One of the most fascinating and potentially alarming findings to come out of social neuroscience has to do with specialized brain cells called "mirror neurons." Mirror neurons closely intertwine emotion with movement. They are what make you smile when a baby smiles, or make me grimace when I see you in pain. And the physical act of smiling or grimacing unleashes emotions of joy or suffering. In short, mirror neurons are the neurological foundation of empathy, which is a building block of compassion. But as Restak explains, such a potent connection between two brains could have a flip side: It means that all I have to do to manipulate your mind is to get your attention.

Marketers and politicians are already familiar with these advances in brain science, and are using this knowledge to control our behavior. Or at least they are trying to do so. Advertisements are deliberately designed to target the emotional brain and create bonds, even cravings (one of our basest and most powerful emotional drives).

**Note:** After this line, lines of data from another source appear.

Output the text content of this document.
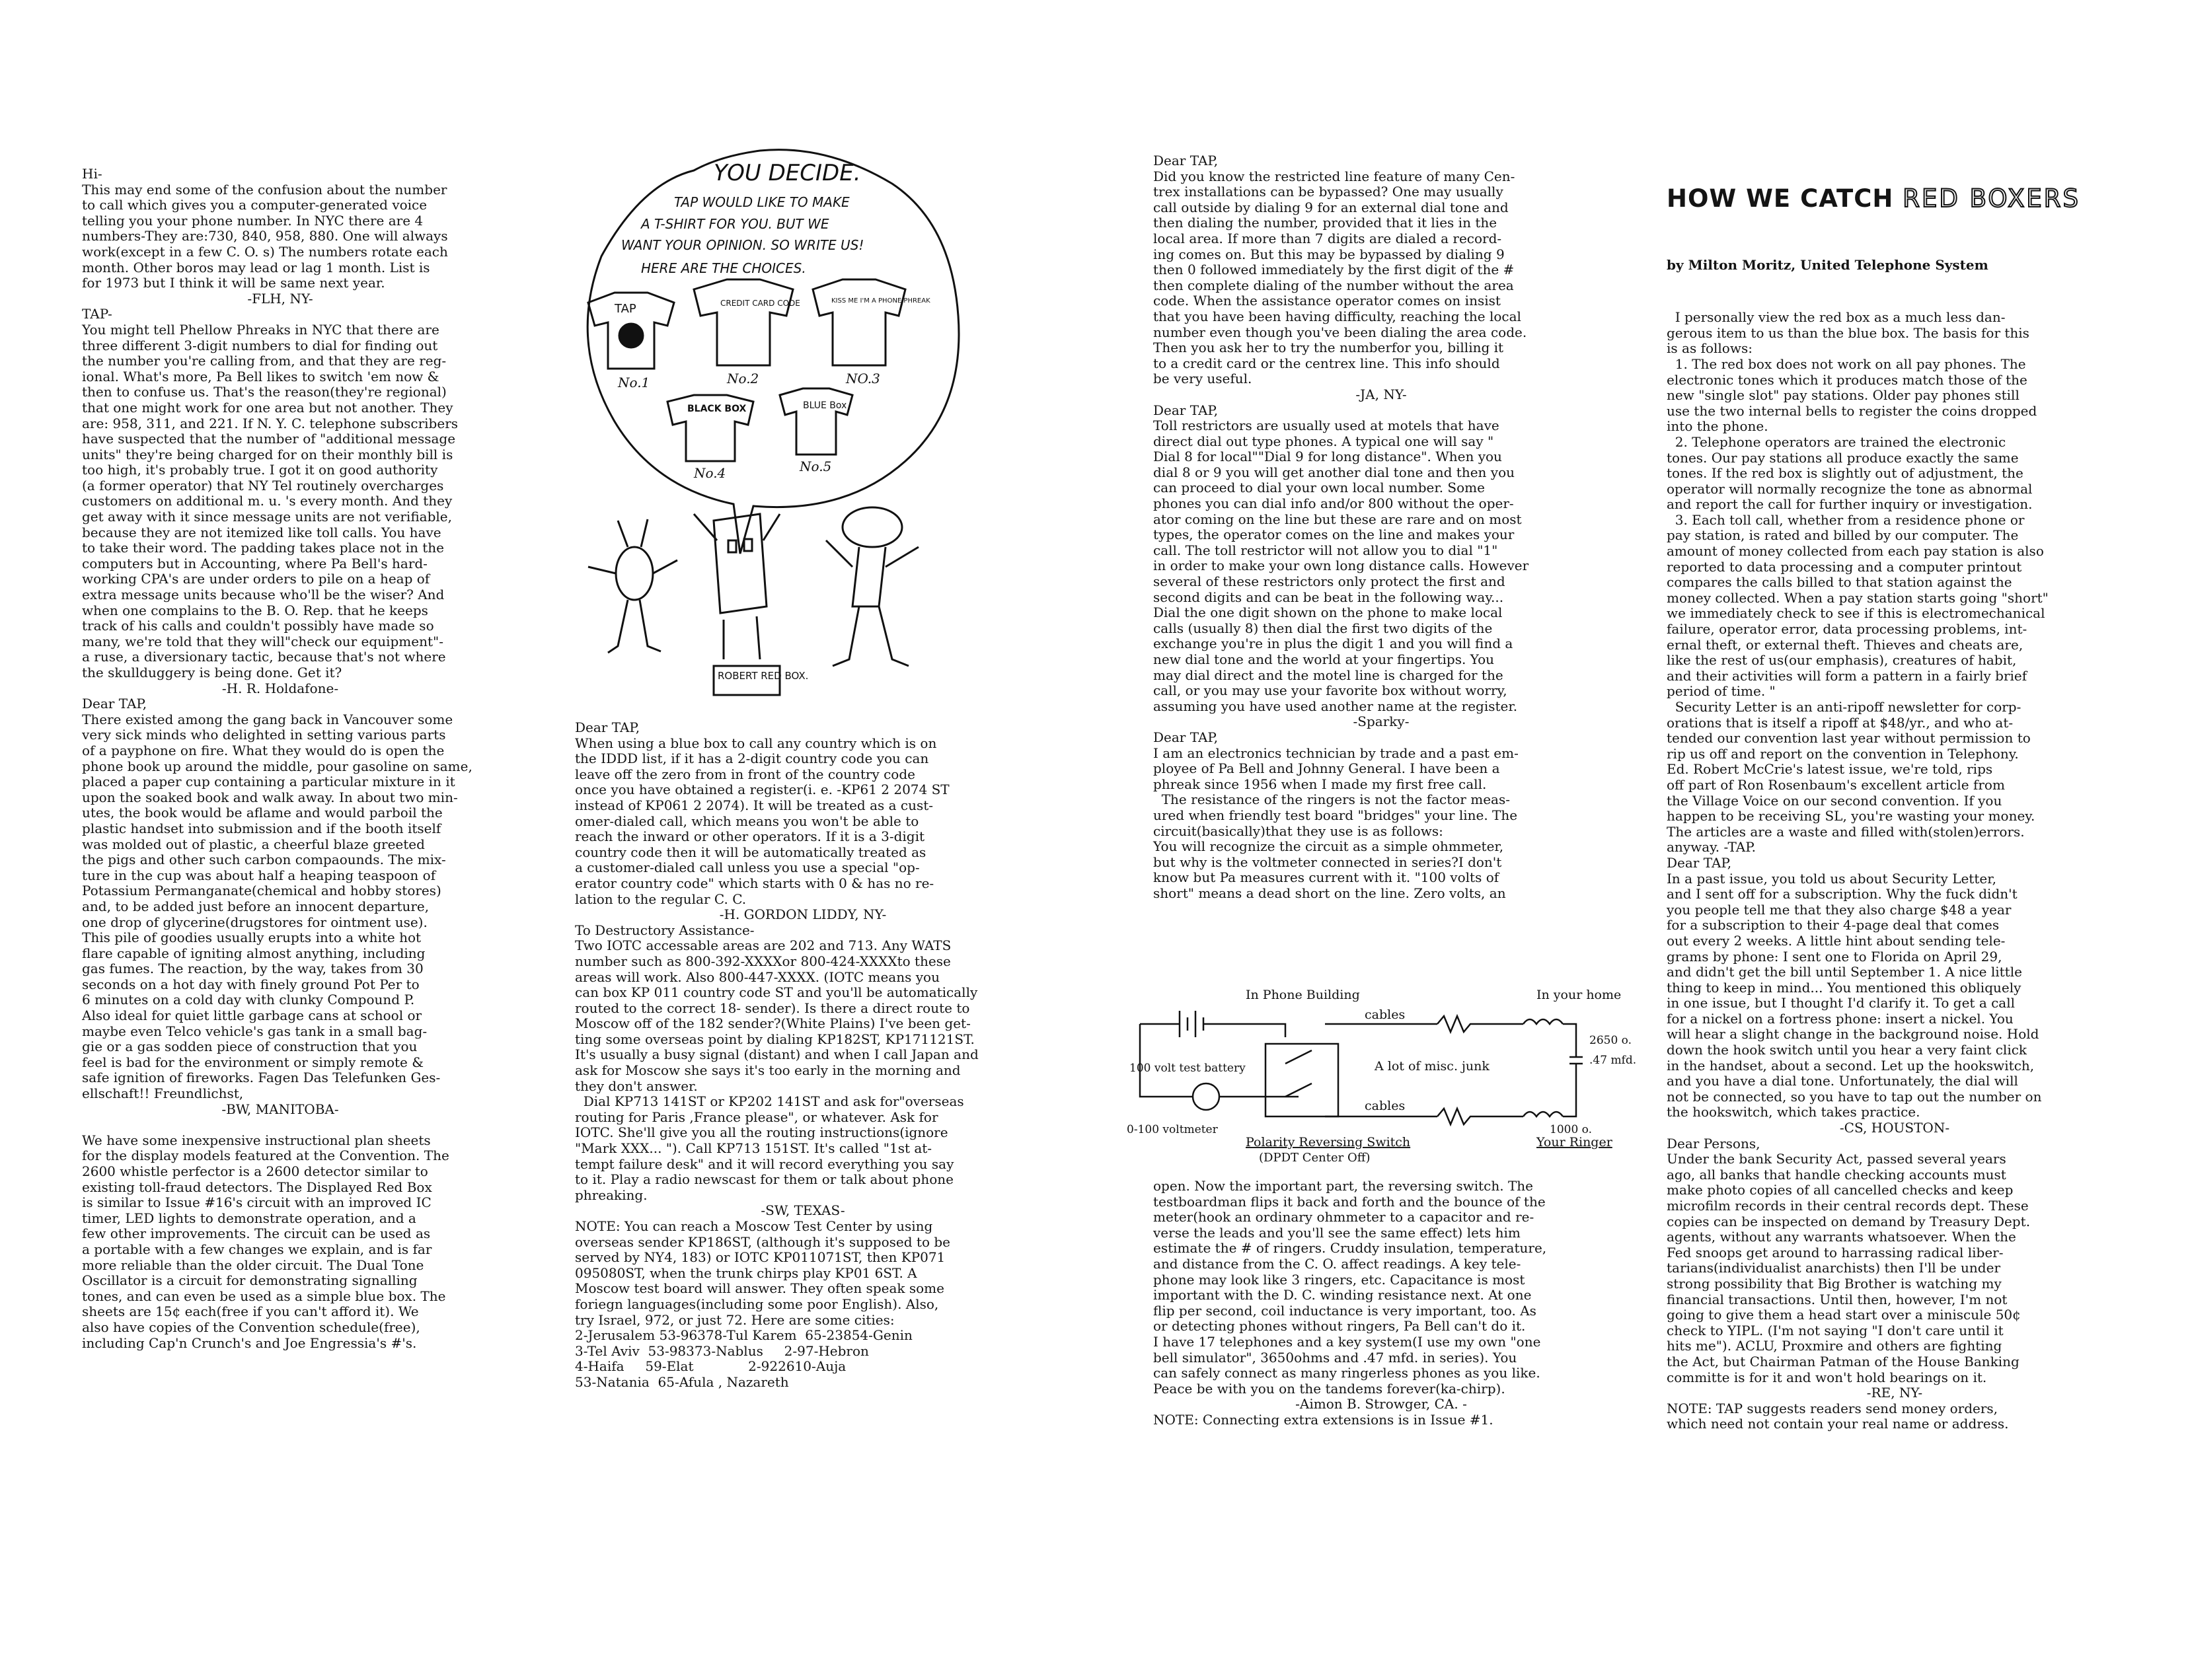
Hi-

This may end some of the confusion about the number

to call which gives you a computer-generated voice

telling you your phone number. In NYC there are 4

numbers-They are:730, 840, 958, 880. One will always

work(except in a few C. O. s) The numbers rotate each

month. Other boros may lead or lag 1 month. List is

for 1973 but I think it will be same next year.

-FLH, NY-

TAP-

You might tell Phellow Phreaks in NYC that there are

three different 3-digit numbers to dial for finding out

the number you're calling from, and that they are reg-

ional. What's more, Pa Bell likes to switch 'em now &

then to confuse us. That's the reason(they're regional)

that one might work for one area but not another. They

are: 958, 311, and 221. If N. Y. C. telephone subscribers

have suspected that the number of "additional message

units" they're being charged for on their monthly bill is

too high, it's probably true. I got it on good authority

(a former operator) that NY Tel routinely overcharges

customers on additional m. u. 's every month. And they

get away with it since message units are not verifiable,

because they are not itemized like toll calls. You have

to take their word. The padding takes place not in the

computers but in Accounting, where Pa Bell's hard-

working CPA's are under orders to pile on a heap of

extra message units because who'll be the wiser? And

when one complains to the B. O. Rep. that he keeps

track of his calls and couldn't possibly have made so

many, we're told that they will"check our equipment"-

a ruse, a diversionary tactic, because that's not where

the skullduggery is being done. Get it?

-H. R. Holdafone-

Dear TAP,

There existed among the gang back in Vancouver some

very sick minds who delighted in setting various parts

of a payphone on fire. What they would do is open the

phone book up around the middle, pour gasoline on same,

placed a paper cup containing a particular mixture in it

upon the soaked book and walk away. In about two min-

utes, the book would be aflame and would parboil the

plastic handset into submission and if the booth itself

was molded out of plastic, a cheerful blaze greeted

the pigs and other such carbon compaounds. The mix-

ture in the cup was about half a heaping teaspoon of

Potassium Permanganate(chemical and hobby stores)

and, to be added just before an innocent departure,

one drop of glycerine(drugstores for ointment use).

This pile of goodies usually erupts into a white hot

flare capable of igniting almost anything, including

gas fumes. The reaction, by the way, takes from 30

seconds on a hot day with finely ground Pot Per to

6 minutes on a cold day with clunky Compound P.

Also ideal for quiet little garbage cans at school or

maybe even Telco vehicle's gas tank in a small bag-

gie or a gas sodden piece of construction that you

feel is bad for the environment or simply remote &

safe ignition of fireworks. Fagen Das Telefunken Ges-

ellschaft!! Freundlichst,

-BW, MANITOBA-

We have some inexpensive instructional plan sheets

for the display models featured at the Convention. The

2600 whistle perfector is a 2600 detector similar to

existing toll-fraud detectors. The Displayed Red Box

is similar to Issue #16's circuit with an improved IC

timer, LED lights to demonstrate operation, and a

few other improvements. The circuit can be used as

a portable with a few changes we explain, and is far

more reliable than the older circuit. The Dual Tone

Oscillator is a circuit for demonstrating signalling

tones, and can even be used as a simple blue box. The

sheets are 15¢ each(free if you can't afford it). We

also have copies of the Convention schedule(free),

including Cap'n Crunch's and Joe Engressia's #'s.

YOU DECIDE.
TAP WOULD LIKE TO MAKE
A T-SHIRT FOR YOU. BUT WE
WANT YOUR OPINION. SO WRITE US!
HERE ARE THE CHOICES.
TAP
No.1
CREDIT CARD CODE
No.2
KISS ME I'M A PHONE PHREAK
NO.3
BLACK BOX
No.4
BLUE Box
No.5
ROBERT RED BOX.

Dear TAP,

When using a blue box to call any country which is on

the IDDD list, if it has a 2-digit country code you can

leave off the zero from in front of the country code

once you have obtained a register(i. e. -KP61 2 2074 ST

instead of KP061 2 2074). It will be treated as a cust-

omer-dialed call, which means you won't be able to

reach the inward or other operators. If it is a 3-digit

country code then it will be automatically treated as

a customer-dialed call unless you use a special "op-

erator country code" which starts with 0 & has no re-

lation to the regular C. C.

-H. GORDON LIDDY, NY-

To Destructory Assistance-

Two IOTC accessable areas are 202 and 713. Any WATS

number such as 800-392-XXXXor 800-424-XXXXto these

areas will work. Also 800-447-XXXX. (IOTC means you

can box KP 011 country code ST and you'll be automatically

routed to the correct 18- sender). Is there a direct route to

Moscow off of the 182 sender?(White Plains) I've been get-

ting some overseas point by dialing KP182ST, KP171121ST.

It's usually a busy signal (distant) and when I call Japan and

ask for Moscow she says it's too early in the morning and

they don't answer.

Dial KP713 141ST or KP202 141ST and ask for"overseas

routing for Paris ,France please", or whatever. Ask for

IOTC. She'll give you all the routing instructions(ignore

"Mark XXX... "). Call KP713 151ST. It's called "1st at-

tempt failure desk" and it will record everything you say

to it. Play a radio newscast for them or talk about phone

phreaking.

-SW, TEXAS-

NOTE: You can reach a Moscow Test Center by using

overseas sender KP186ST, (although it's supposed to be

served by NY4, 183) or IOTC KP011071ST, then KP071

095080ST, when the trunk chirps play KP01 6ST. A

Moscow test board will answer. They often speak some

foriegn languages(including some poor English). Also,

try Israel, 972, or just 72. Here are some cities:

2-Jerusalem 53-96378-Tul Karem  65-23854-Genin

3-Tel Aviv  53-98373-Nablus     2-97-Hebron

4-Haifa     59-Elat             2-922610-Auja

53-Natania  65-Afula , Nazareth

Dear TAP,

Did you know the restricted line feature of many Cen-

trex installations can be bypassed? One may usually

call outside by dialing 9 for an external dial tone and

then dialing the number, provided that it lies in the

local area. If more than 7 digits are dialed a record-

ing comes on. But this may be bypassed by dialing 9

then 0 followed immediately by the first digit of the #

then complete dialing of the number without the area

code. When the assistance operator comes on insist

that you have been having difficulty, reaching the local

number even though you've been dialing the area code.

Then you ask her to try the numberfor you, billing it

to a credit card or the centrex line. This info should

be very useful.

-JA, NY-

Dear TAP,

Toll restrictors are usually used at motels that have

direct dial out type phones. A typical one will say "

Dial 8 for local""Dial 9 for long distance". When you

dial 8 or 9 you will get another dial tone and then you

can proceed to dial your own local number. Some

phones you can dial info and/or 800 without the oper-

ator coming on the line but these are rare and on most

types, the operator comes on the line and makes your

call. The toll restrictor will not allow you to dial "1"

in order to make your own long distance calls. However

several of these restrictors only protect the first and

second digits and can be beat in the following way...

Dial the one digit shown on the phone to make local

calls (usually 8) then dial the first two digits of the

exchange you're in plus the digit 1 and you will find a

new dial tone and the world at your fingertips. You

may dial direct and the motel line is charged for the

call, or you may use your favorite box without worry,

assuming you have used another name at the register.

-Sparky-

Dear TAP,

I am an electronics technician by trade and a past em-

ployee of Pa Bell and Johnny General. I have been a

phreak since 1956 when I made my first free call.

The resistance of the ringers is not the factor meas-

ured when friendly test board "bridges" your line. The

circuit(basically)that they use is as follows:

You will recognize the circuit as a simple ohmmeter,

but why is the voltmeter connected in series?I don't

know but Pa measures current with it. "100 volts of

short" means a dead short on the line. Zero volts, an

In Phone Building	In your home
cables
cables
100 volt test battery	A lot of misc. junk
2650 o.
.47 mfd.
1000 o.
0-100 voltmeter
Polarity Reversing Switch
(DPDT Center Off)
Your Ringer

open. Now the important part, the reversing switch. The

testboardman flips it back and forth and the bounce of the

meter(hook an ordinary ohmmeter to a capacitor and re-

verse the leads and you'll see the same effect) lets him

estimate the # of ringers. Cruddy insulation, temperature,

and distance from the C. O. affect readings. A key tele-

phone may look like 3 ringers, etc. Capacitance is most

important with the D. C. winding resistance next. At one

flip per second, coil inductance is very important, too. As

or detecting phones without ringers, Pa Bell can't do it.

I have 17 telephones and a key system(I use my own "one

bell simulator", 3650ohms and .47 mfd. in series). You

can safely connect as many ringerless phones as you like.

Peace be with you on the tandems forever(ka-chirp).

-Aimon B. Strowger, CA. -

NOTE: Connecting extra extensions is in Issue #1.

HOW WE CATCH RED BOXERS

by Milton Moritz, United Telephone System

I personally view the red box as a much less dan-

gerous item to us than the blue box. The basis for this

is as follows:

1. The red box does not work on all pay phones. The

electronic tones which it produces match those of the

new "single slot" pay stations. Older pay phones still

use the two internal bells to register the coins dropped

into the phone.

2. Telephone operators are trained the electronic

tones. Our pay stations all produce exactly the same

tones. If the red box is slightly out of adjustment, the

operator will normally recognize the tone as abnormal

and report the call for further inquiry or investigation.

3. Each toll call, whether from a residence phone or

pay station, is rated and billed by our computer. The

amount of money collected from each pay station is also

reported to data processing and a computer printout

compares the calls billed to that station against the

money collected. When a pay station starts going "short"

we immediately check to see if this is electromechanical

failure, operator error, data processing problems, int-

ernal theft, or external theft. Thieves and cheats are,

like the rest of us(our emphasis), creatures of habit,

and their activities will form a pattern in a fairly brief

period of time. "

Security Letter is an anti-ripoff newsletter for corp-

orations that is itself a ripoff at $48/yr., and who at-

tended our convention last year without permission to

rip us off and report on the convention in Telephony.

Ed. Robert McCrie's latest issue, we're told, rips

off part of Ron Rosenbaum's excellent article from

the Village Voice on our second convention. If you

happen to be receiving SL, you're wasting your money.

The articles are a waste and filled with(stolen)errors.

anyway. -TAP.

Dear TAP,

In a past issue, you told us about Security Letter,

and I sent off for a subscription. Why the fuck didn't

you people tell me that they also charge $48 a year

for a subscription to their 4-page deal that comes

out every 2 weeks. A little hint about sending tele-

grams by phone: I sent one to Florida on April 29,

and didn't get the bill until September 1. A nice little

thing to keep in mind... You mentioned this obliquely

in one issue, but I thought I'd clarify it. To get a call

for a nickel on a fortress phone: insert a nickel. You

will hear a slight change in the background noise. Hold

down the hook switch until you hear a very faint click

in the handset, about a second. Let up the hookswitch,

and you have a dial tone. Unfortunately, the dial will

not be connected, so you have to tap out the number on

the hookswitch, which takes practice.

-CS, HOUSTON-

Dear Persons,

Under the bank Security Act, passed several years

ago, all banks that handle checking accounts must

make photo copies of all cancelled checks and keep

microfilm records in their central records dept. These

copies can be inspected on demand by Treasury Dept.

agents, without any warrants whatsoever. When the

Fed snoops get around to harrassing radical liber-

tarians(individualist anarchists) then I'll be under

strong possibility that Big Brother is watching my

financial transactions. Until then, however, I'm not

going to give them a head start over a miniscule 50¢

check to YIPL. (I'm not saying "I don't care until it

hits me"). ACLU, Proxmire and others are fighting

the Act, but Chairman Patman of the House Banking

committe is for it and won't hold bearings on it.

-RE, NY-

NOTE: TAP suggests readers send money orders,

which need not contain your real name or address.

Extensive research shows that our brains have certain hardwired propensities that might be exploited. For example, our brains tend to register frequently heard facts as true, even if they are patently false. As a result, our memories and beliefs are highly malleable and unreliable. We also tend, if unchecked by the conscious reasoning mind, to focus overly on risk, inconvenience, hassles—anything negative. And researchers have found that we all carry around an innate hostility toward "otherness," which means anyone not like us.

These hardwired traits are difficult to shake, in part because they were adaptive when our early ancestors were evolving on the savannahs and have been reinforced ever since. But they are clearly no longer adaptive, and indeed make us vulnerable to all sorts of subtle conditioning.

Should we be worried? In the final analysis, Restak does not believe that brain science has advanced far enough yet to give marketers any persuasive powers they didn't have already. Despite remarkable progress in understanding the brain's anatomy and biochemistry, the organ is far too complex an array of interconnected circuits to be that easily manipulated with simple subliminal stimuli. Advertisers may be disappointed to hear it, but there is no "Buy now!" switch hidden among the neurons and synapses.

That strikes me as a reasoned conclusion, just what one would expect from a deliberative scientific mind systematically weighing the available facts. So why do I have this nagging, unexplained sense of foreboding coming from some recess in my brain?